All I could find so far was merge, but that can only merge two data.frames, so I'd have to use it multiple times. Is there an easier way?

2
Are there differences in the data between the data frames? In other words, do you want to obtain five rows or one row per unique row name?Sven Hohenstein
I want one row per unique row name, but multiple columns (one for each sample).Lilith-Elina

2 Answers

5
votes

Merging is not very efficient if you want to exclude row names which are not present in every data frame.

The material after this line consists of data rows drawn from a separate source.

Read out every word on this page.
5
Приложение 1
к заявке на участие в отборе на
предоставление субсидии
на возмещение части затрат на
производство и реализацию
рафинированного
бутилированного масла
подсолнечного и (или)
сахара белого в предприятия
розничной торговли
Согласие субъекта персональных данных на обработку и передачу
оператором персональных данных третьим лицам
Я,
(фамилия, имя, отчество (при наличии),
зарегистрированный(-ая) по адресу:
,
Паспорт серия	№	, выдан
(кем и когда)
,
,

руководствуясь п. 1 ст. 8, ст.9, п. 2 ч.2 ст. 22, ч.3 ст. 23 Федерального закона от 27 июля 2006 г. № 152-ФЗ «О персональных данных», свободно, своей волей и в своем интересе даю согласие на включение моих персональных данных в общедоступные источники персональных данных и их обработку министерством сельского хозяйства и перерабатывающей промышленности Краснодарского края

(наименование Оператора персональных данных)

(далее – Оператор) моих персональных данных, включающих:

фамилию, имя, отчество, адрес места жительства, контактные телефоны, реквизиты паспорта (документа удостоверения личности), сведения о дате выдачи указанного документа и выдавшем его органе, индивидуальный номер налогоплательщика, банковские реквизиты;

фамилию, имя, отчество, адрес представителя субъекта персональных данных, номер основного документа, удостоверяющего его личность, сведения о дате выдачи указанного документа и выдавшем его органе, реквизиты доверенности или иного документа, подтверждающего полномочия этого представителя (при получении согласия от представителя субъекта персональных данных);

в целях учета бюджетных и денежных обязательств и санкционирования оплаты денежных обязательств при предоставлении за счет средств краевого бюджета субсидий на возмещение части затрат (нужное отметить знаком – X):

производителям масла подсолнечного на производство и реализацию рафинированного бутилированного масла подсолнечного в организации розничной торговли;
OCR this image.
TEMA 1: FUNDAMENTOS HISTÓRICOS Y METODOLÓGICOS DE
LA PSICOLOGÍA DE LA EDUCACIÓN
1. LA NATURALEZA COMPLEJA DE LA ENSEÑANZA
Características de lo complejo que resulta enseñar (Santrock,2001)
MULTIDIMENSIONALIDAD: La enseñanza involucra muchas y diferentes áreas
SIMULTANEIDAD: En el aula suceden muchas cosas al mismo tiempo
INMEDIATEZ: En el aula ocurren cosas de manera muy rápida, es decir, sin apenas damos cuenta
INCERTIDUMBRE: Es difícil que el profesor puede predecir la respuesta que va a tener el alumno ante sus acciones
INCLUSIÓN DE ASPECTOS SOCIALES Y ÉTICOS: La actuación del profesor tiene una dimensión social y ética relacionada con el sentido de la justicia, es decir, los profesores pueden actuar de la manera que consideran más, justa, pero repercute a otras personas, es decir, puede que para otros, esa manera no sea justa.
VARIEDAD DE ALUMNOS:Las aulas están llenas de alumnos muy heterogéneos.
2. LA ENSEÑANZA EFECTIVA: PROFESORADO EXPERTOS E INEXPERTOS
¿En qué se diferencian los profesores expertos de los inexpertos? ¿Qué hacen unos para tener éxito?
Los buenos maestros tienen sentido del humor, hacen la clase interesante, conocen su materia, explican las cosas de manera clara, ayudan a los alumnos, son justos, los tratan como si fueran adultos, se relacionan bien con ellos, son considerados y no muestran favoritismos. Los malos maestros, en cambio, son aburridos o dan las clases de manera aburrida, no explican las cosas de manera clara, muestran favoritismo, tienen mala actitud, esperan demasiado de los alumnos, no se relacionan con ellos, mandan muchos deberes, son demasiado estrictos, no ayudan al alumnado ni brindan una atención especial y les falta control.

Here's a different proposal.

First, three example data frames:

df1 <- data.frame(a = 1:5, b = 1:5, 
                  row.names = letters[1:5]) # letters a to e
df2 <- data.frame(a = 1:5, b = 1:5, 
                  row.names = letters[3:7]) # letters c to g
df3 <- data.frame(a = 1:5, b = 1:5, 
                  row.names = letters[c(1,2,3,5,7)]) # letters a, b, c, e, and g
# row names being present in all data frames: c and e

Put the data frames into a list:

dfList <- list(df1, df2, df3)

Find common row names:

idx <- Reduce(intersect, lapply(dfList, rownames))

Extract data:

df1[idx, ]

  a b
c 3 3
e 5 5

PS. If you want to keep the corresponding rows from all data frames, you could replace the last step, df1[idx, ], with the following command:

do.call(rbind, lapply(dfList, "[", idx, ))
0
votes

Check out the uppermost answer in this SO post. Just list your data frames and apply the following line of code:

Reduce(function(...) merge(..., by = "x"), list.of.dataframes)

You just have to adjust the by argument to specify by which common column the data frames should be merged.